Oczywiście prywatna terapia jest opcją najszybszą, ale nie dla wszystkich dostępną (koszt pojedynczej sesji to zazwyczaj 100–150 zł, najczęściej mówimy o czterech wizytach w miesiącu przez co najmniej 3–4 miesiące). Dlatego warto też sprawdzić opcje refundowane, o których pisałam szczegółowo tutaj.

Ważne: Nie czekaj, wykorzystuj pomoc, która jest dostępna. Jeśli w Twojej miejscowości nie ma dobrego psychoterapeuty ani psychologa, idź do psychiatry. Nie bój się zmian. Jeśli po kilku spotkaniach nie czujesz nici porozumienia z terapeutą — zmień go/ją (tutaj napisałam o tym, jak to zrobić bezpiecznie). Oczekuj efektów, ale daj sobie czas na zmianę i pamiętaj, że powodzenie terapii w dużej mierze zależy od ciebie.

Jeszcze ważniejsze: Sięgnięcie po pomoc nie jest proste. To akt wielkiej odwagi i miłości do siebie. Terapia nie zawsze jest przyjemna, ale dobrze prowadzona pomaga i sprawia, że stajemy na nogi. Potem uczymy się na nowo chodzić. A na końcu biegać, skakać i tańczyć 💙

***

Jeśli chcesz wiedzieć o kolejnych tekstach, albo po prostu być ze mną w kontakcie, zapraszam na Instagram i Facebook.

Zajrzyj też na naszą dobrzejestową grupę wsparcia 🙂

***

Jeśli czujesz, że twój stan lub stan bliskiej ci osoby jest poważny (np. pojawiają się myśli samobójcze, chęć skrzywdzenia siebie lub innych) SIĘGNIJ PO POMOC. Zgłoś się do najbliższego szpitala psychiatrycznego (nie jest potrzebne skierowanie, ani ubezpieczenie zdrowotne, w sytuacjach nagłych lekarz musi Cię przyjąć tego samego dnia).

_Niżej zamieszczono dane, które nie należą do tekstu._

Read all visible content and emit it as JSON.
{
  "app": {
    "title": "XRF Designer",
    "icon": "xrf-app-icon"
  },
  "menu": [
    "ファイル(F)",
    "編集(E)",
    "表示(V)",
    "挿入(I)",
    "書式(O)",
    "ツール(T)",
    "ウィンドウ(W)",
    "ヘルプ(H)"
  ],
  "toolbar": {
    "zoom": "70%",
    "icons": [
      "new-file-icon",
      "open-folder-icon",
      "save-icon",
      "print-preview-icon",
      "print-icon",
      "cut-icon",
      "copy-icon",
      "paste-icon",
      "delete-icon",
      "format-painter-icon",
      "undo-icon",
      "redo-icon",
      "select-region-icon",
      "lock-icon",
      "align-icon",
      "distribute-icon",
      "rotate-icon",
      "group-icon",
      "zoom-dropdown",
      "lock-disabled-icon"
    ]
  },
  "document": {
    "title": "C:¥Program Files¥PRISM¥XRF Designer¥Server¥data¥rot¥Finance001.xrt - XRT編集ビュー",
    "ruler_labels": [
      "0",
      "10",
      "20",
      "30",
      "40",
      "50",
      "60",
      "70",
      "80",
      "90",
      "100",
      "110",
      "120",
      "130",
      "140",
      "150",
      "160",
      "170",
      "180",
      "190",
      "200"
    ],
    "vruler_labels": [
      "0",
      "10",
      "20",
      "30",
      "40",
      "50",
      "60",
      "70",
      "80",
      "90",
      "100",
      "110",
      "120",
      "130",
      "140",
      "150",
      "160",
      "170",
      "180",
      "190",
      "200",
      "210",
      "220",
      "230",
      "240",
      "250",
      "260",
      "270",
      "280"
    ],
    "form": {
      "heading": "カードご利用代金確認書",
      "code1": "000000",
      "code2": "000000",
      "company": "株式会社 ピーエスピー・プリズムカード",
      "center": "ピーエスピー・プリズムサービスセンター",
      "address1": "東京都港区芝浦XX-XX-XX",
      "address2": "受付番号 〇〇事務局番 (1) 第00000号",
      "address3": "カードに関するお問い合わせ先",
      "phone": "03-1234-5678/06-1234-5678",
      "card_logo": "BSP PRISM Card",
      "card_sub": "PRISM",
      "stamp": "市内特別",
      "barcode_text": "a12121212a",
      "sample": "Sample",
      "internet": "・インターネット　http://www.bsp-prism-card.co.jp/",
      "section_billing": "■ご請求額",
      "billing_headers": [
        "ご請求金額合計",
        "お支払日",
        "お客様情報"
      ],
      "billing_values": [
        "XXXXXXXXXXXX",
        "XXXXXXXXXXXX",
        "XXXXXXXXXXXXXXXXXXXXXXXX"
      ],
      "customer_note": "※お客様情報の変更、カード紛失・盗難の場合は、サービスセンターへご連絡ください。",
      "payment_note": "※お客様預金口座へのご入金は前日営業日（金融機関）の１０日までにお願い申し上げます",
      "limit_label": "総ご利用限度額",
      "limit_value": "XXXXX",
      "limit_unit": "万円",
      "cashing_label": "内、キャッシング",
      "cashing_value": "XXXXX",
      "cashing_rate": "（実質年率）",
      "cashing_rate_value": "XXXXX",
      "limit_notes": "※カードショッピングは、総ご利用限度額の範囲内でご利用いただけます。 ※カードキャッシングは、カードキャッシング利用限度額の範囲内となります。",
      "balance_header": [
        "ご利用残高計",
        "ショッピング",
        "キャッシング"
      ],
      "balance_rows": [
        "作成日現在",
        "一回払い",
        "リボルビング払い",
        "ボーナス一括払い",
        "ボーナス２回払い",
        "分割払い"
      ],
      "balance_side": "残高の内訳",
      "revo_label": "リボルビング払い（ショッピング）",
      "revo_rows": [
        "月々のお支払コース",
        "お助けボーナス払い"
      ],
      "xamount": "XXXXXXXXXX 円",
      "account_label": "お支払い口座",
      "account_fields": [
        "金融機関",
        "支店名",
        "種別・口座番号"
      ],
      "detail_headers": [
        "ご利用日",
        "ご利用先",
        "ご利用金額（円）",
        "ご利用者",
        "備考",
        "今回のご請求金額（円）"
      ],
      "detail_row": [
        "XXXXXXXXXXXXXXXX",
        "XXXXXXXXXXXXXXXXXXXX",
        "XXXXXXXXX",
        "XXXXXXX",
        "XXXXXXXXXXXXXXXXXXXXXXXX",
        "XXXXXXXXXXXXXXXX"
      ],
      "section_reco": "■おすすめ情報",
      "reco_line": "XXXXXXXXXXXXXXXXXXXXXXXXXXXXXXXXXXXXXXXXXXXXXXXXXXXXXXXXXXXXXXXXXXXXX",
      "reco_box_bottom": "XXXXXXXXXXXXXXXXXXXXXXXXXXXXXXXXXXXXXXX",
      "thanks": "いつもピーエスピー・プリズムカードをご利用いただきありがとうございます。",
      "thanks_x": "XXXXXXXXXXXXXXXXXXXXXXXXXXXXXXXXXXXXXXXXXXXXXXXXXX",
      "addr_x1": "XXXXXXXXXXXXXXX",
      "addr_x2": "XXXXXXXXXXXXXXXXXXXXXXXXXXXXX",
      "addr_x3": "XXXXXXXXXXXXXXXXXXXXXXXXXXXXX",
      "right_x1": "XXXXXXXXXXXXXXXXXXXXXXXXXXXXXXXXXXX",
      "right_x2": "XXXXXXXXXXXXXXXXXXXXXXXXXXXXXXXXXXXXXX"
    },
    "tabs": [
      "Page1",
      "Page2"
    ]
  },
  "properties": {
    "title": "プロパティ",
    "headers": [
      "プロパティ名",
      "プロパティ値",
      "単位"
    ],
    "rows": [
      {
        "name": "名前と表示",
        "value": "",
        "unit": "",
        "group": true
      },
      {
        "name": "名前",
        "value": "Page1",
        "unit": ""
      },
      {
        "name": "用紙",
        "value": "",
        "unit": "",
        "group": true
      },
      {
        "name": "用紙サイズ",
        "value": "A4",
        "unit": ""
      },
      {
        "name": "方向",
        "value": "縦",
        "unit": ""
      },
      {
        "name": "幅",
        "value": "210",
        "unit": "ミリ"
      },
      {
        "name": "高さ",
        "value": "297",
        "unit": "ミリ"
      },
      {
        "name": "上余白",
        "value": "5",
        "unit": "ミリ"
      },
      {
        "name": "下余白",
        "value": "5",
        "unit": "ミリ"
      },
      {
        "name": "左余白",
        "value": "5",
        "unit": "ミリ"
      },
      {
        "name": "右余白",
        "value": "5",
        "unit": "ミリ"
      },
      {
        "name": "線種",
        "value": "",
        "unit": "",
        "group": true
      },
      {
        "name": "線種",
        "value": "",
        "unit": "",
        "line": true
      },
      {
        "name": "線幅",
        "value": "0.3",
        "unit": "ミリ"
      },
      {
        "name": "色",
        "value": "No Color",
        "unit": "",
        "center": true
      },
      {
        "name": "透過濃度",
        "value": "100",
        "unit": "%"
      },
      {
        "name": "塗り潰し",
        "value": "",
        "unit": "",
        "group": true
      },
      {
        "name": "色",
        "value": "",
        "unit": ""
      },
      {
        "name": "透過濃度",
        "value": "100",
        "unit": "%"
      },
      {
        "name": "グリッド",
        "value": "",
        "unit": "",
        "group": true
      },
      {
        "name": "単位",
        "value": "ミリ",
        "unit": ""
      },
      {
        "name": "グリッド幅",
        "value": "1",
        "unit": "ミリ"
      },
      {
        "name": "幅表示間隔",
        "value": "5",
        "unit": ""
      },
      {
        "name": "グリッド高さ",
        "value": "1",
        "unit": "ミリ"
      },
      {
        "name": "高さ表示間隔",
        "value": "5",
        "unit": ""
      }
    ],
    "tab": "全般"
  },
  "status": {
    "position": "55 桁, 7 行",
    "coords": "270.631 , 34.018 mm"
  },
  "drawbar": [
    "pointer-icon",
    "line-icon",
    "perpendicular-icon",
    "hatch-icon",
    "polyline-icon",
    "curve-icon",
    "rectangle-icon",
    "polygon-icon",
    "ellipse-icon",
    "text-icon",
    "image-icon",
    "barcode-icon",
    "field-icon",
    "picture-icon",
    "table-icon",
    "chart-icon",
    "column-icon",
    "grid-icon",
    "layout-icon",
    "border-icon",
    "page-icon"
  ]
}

Tutaj znajdziesz też listę placówek w całej Polsce, które udzielają wsparcia osobom w kryzysie: https://liniawsparcia.pl/placowki/

Całodobowa bezpłatna linia wsparcia dla osób w stanie kryzysu psychicznego 800 70 2222 (pod telefonem dyżurują psycholodzy Fundacji ITAKA udzielający porad i kierujący dzwoniące osoby do odpowiedniej placówki pomocowej w ich regionie)

Bezpłatny kryzysowy telefon zaufania dla dorosłych: 116 123 (codziennie 14.00–22.00)

Bezpłatny kryzysowy telefon zaufania dla młodzieży: 116 111 (codziennie 14.00–22.00)

1 Comment

  1. Angelika

    20 listopada 2018 at 17:46

    Progresik w teście Becka, czuję się dobrze i zdobyłam TYLKO 39 punktów ❤️ Fajnie, że można Cię czytać. Dzięki za Twoją ciężka pracę.